History of May Day
"It was the
very dawning of day when the term
'Dignity of Labor' meant something"
—George E. McNeill
May Day 1886 - The 8 Hour Workday Movement
"One hundred thousand men striking for the eight hours" screamed the headline May 1, 1886. For twenty years working people had watched with growing anger as machines had displaced them in almost every industry and craft.
Their bosses had not shared the increased productivity of those machines with them, nor passed along the profit to them as consumers in lower prices. Across the land they organized in independent unions, locals of national craft unions, and Knights of Labor assemblies.
A depression in 1884 left two million (24 percent) out of work. The unions fought back desperately against wage cuts and agitated for shorter hours to put those two million back to work.
The 1884 convention of the Federation of Organized Trades and Labor Unions (forerunner of the American Federation of Labor) resolved that eight hours "shall constitute a day's work from and after May 1, 1886." People in most trades worked ten hours, and those in factories longer.
The May 1 target for eight hours caught on as unions across the country prepared to implement it in their trades. Members of the Knights ignored the no-strike edict of top officials and joined the movement enthusiastically.
The employers reacted ferociously to the labor unrest. Jay Gould, the railroad magnate, declared that "labor is a commodity that will in the long run be governed absolutely by the law of supply and demand." Samuel Gompers quoted one manufacturer:
"I regard my employees as do a machine to be used to my advantage, and when they are old and of no further use I cast them in the street," and another manufacturer asserted that when workers "get starved down to it they will go to work at just what you can afford to pay."
From St. Louis east, strikes began the last week in April, punctuated at intervals by huge parades and mass meetings. The first days of May, 80,000 struck in Chicago, 45,000 in New York, 32,000 in Cincinnati, and additional thousands in other cities. Some workers gained shorter hours (eight or nine) with no reduction in pay; others accepted pay cuts with the reduction in hours.
In Tacoma, Typographical Union Local 170 notified all printing offices that on May 1 the workday would be eight hours. It was. In all, the May 1 actions involved 340,000 working people. Of these, 150,000 won shorter hours without striking; 190,000 struck, and 42,000 of the strikers improved their conditions.
In Chicago on May 4 and unrelated event, the Haymarket bomb, ended the eight-hour campaign for years. A large company of police officers charged into an Anarchist meeting in Haymarket Square and ordered the crowd to disperse. An unknown person threw a bomb into the police ranks, killing seven.

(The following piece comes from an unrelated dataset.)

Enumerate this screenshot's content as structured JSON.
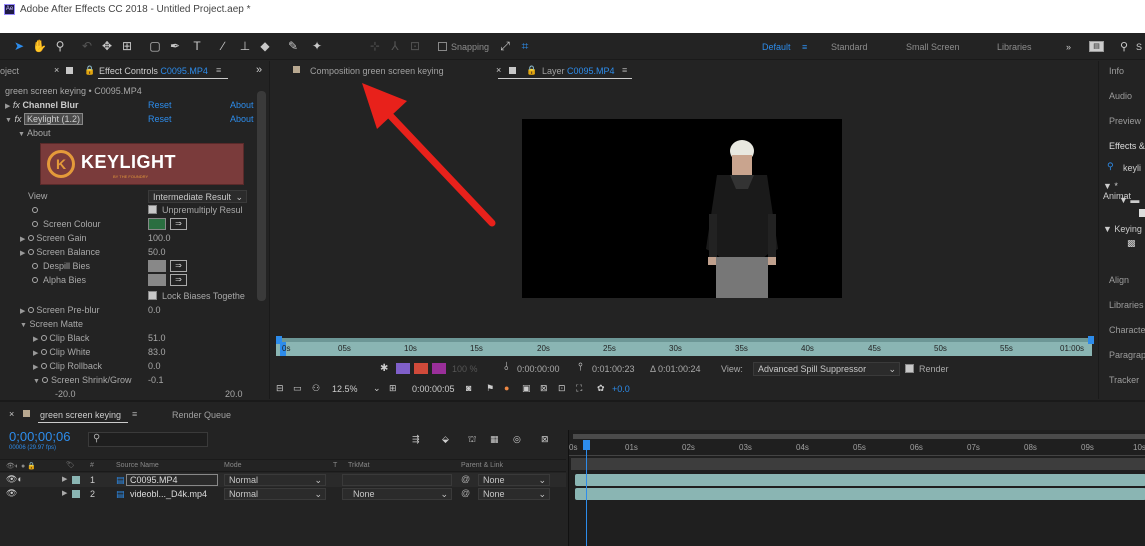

Without attempting to establish the guilt of the Anarchists or any other worker, the press nationally howled for blood, evoking the lynch spirit, "Hang them first and try them afterwards."
Notwithstanding the tragedy, George E. McNeill a contemporary labor historian, declared: "The year 1886 will be known as the year of the great uprising of labor. . . .Hope seemed to have entered the heart of the most oppressed.
It was the very dawning of the day when the term 'dignity of labor' meant something. Laboring men who had heretofore considered themselves as scarcely more than serfs, without rights or privileges, fearing to organize, or failing to do so because of the hopelessness of their condition, seemed to be inspired with a new spirit. So great was the increased membership that even the largest of organized labor."